Azure compute and networking services
📘Microsoft Certified: Azure Fundamentals (AZ-900)
When you work with resources in Azure—like storage accounts, databases, or web apps—your applications need a way to connect to these resources. Azure provides two main ways to do this:
- Public Endpoints
- Private Endpoints
These endpoints control how traffic reaches your resources.
1. Public Endpoints
Definition:
A public endpoint is a network connection that allows access to an Azure resource over the internet. Essentially, the resource gets a public IP address so anyone who has proper credentials and network access can connect to it.
Key Points:
- Uses the public internet to connect to Azure resources.

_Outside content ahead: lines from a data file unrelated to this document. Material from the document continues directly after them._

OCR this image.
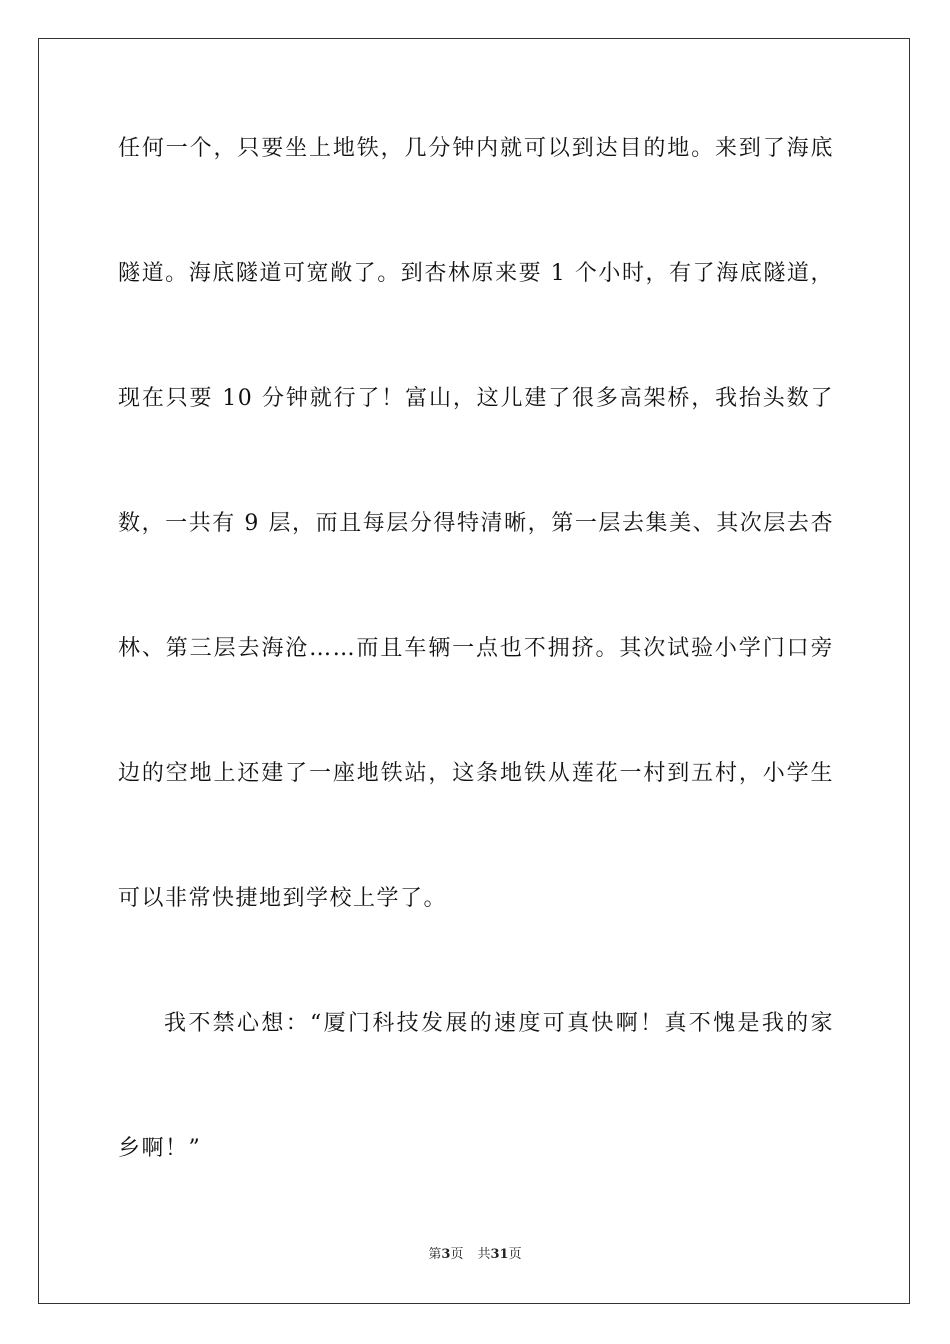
任何一个，只要坐上地铁，几分钟内就可以到达目的地。来到了海底
隧道。海底隧道可宽敞了。到杏林原来要 1 个小时，有了海底隧道，
现在只要 10 分钟就行了！富山，这儿建了很多高架桥，我抬头数了
数，一共有 9 层，而且每层分得特清晰，第一层去集美、其次层去杏
林、第三层去海沧……而且车辆一点也不拥挤。其次试验小学门口旁
边的空地上还建了一座地铁站，这条地铁从莲花一村到五村，小学生
可以非常快捷地到学校上学了。
我不禁心想：“厦门科技发展的速度可真快啊！真不愧是我的家
乡啊！”
第3页 共31页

- Accessible from anywhere, as long as network rules and authentication allow it.
- Often protected using firewalls, network security groups (NSGs), or Azure role-based access control (RBAC).
- Suitable for scenarios where users or applications need to connect outside the Azure network, like external clients accessing a web app.
Example in IT context:
- A web app hosted in Azure can have a public endpoint so that employees worldwide can access it through a browser.
- An Azure SQL database with a public endpoint allows applications running outside of Azure to connect.
Security Considerations:
- Since the resource is reachable over the internet, it must be secured with proper authentication, IP restrictions, and encryption.
- Azure recommends limiting exposure by only allowing specific IP ranges.
2. Private Endpoints
Definition:
A private endpoint is a network connection that allows access to an Azure resource only within your private network. It uses a private IP address from your Azure Virtual Network (VNet), so traffic never goes over the internet.
Key Points:
- Provides secure, private connectivity to Azure resources.
- Traffic stays within the Azure backbone network (internal Azure network), improving security and performance.
- Ideal for sensitive data or internal applications that should not be exposed to the internet.
- Integrates with Azure Private Link, which helps connect services privately without exposing them publicly.
Example in IT context:
- An internal HR database can use a private endpoint so that only applications within the company’s Azure VNet can access it.
- A storage account can be accessed only by internal company applications, keeping sensitive data secure.
Security Benefits:
- Reduces the risk of data leakage, because no internet access is allowed.
- Helps comply with regulatory requirements that require internal-only access.
Public vs. Private Endpoints: Quick Comparison
| Feature | Public Endpoint | Private Endpoint |
|---|---|---|
| Accessibility | Internet-accessible | VNet/internal only |
| IP Address Type | Public IP | Private IP |
| Security | Needs firewall, NSG, authentication | Inherently secure, stays in private network |
| Use Case | Apps accessed globally | Internal-only apps, sensitive data |
| Traffic Path | Goes over the internet | Stays on Azure network (no internet) |
Exam Tips for AZ-900
- Know the difference between public and private endpoints. The exam often tests understanding of access scope and security.
- Remember: Public = Internet, Private = VNet/internal only.
- Be familiar with Azure services that can use private endpoints, like:
- Azure Storage
- Azure SQL Database
- Azure Key Vault
- Azure App Service
- Understand the security advantages of private endpoints over public endpoints.
Summary in Simple Words
- Public endpoints = “Reachable from anywhere via the internet.”
- Private endpoints = “Accessible only inside your private Azure network.”
- Always think: Do I want my resource exposed to the internet or only to my internal network? That decides which endpoint to use.